Secretarial Audit can be an effective multi-pronged weapon to assure the regulator, generate confidence amongst the shareholders, the creditors and other stakeholders in companies, assure FIIs/FIs/SFCs/SIDCs/Banks and instill self regulation and professional discipline in companies. It is a tool of risk mitigation and will allow companies to effectively address compliance
risk issues. It helps the companies to build their corporate image. Secretarial Audit facilitates monitoring compliances with the requirements of law through a formal compliance management programme which can produce positive results to the stakeholders of a company:
(a) Promoters
Secretarial Audit assures the promoters of a company that those in-charge of its management are conducting its affairs in accordance with the requirements of laws and the owners‟ stake is not being exposed to unintended risk.
(b) Non-executive/Independent directors
Secretarial Audit provides comfort to the Non-executive/Independent Directors that appropriate mechanisms and processes are in place to ensure compliance with laws applicable to the company, thus mitigating any risk from a regulatory or governance perspective.
(c) Government authorities/regulators
It also facilitates reducing the burden of the regulators in ensuring compliances and they can take timely actions against the offenders.
(d) Investors
Secretarial Audit helps the investors in taking informed investment decision, as it evaluates the company in terms of compliance and governance norms being followed by the company.
(e) Other Stakeholders
It is an effective due diligence exercise for the prospective investors or joint venture partners. Further Financial Institutions, Banks, Creditors and Consumers can measure the law abiding nature of company management.

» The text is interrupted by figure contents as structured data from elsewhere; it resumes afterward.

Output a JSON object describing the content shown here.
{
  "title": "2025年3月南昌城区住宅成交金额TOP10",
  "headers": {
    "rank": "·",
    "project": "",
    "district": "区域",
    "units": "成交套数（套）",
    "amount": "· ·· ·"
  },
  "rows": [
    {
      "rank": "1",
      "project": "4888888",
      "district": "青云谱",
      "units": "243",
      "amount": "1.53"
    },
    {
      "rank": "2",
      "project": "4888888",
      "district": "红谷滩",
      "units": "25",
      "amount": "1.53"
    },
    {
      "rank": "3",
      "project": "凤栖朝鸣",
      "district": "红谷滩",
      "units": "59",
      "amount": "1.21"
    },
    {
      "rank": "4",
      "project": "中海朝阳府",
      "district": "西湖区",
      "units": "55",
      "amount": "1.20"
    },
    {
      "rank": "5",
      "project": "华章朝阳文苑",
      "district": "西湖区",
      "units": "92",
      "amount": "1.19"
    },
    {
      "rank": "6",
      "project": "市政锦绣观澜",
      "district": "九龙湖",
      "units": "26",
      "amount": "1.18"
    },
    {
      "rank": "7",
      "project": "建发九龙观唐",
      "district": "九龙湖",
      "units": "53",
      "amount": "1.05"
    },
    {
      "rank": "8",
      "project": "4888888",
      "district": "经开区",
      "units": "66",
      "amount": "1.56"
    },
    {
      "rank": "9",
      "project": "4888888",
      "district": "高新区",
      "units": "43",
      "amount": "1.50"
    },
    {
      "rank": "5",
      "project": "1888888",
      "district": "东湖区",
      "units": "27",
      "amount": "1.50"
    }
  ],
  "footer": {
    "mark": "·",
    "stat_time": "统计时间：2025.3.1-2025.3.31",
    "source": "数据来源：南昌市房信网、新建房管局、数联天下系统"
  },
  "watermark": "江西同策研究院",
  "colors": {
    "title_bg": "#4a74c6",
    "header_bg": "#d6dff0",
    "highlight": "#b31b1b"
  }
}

(f) Benefits to the company itself
— Companies that go the extra mile with their compliance programs lay the foundation for good governance. — Companies with an effective compliance management programme have lesser chance of receiving penalties, both monetary and by way of imprisonment. — Companies that imbibe business and personal ethics and an effective compliance management programme within their work culture often enjoy employee and customer loyalty and public respect for their brand, which can translate into better market capitalization and shareholder returns.
- Recognition for the company as a good corporate citizen.
The Secretarial Audit provides an in-built mechanism for enhancing corporate compliance generally and help restore the confidence of investors in the capital market through greater transparency in corporate functioning.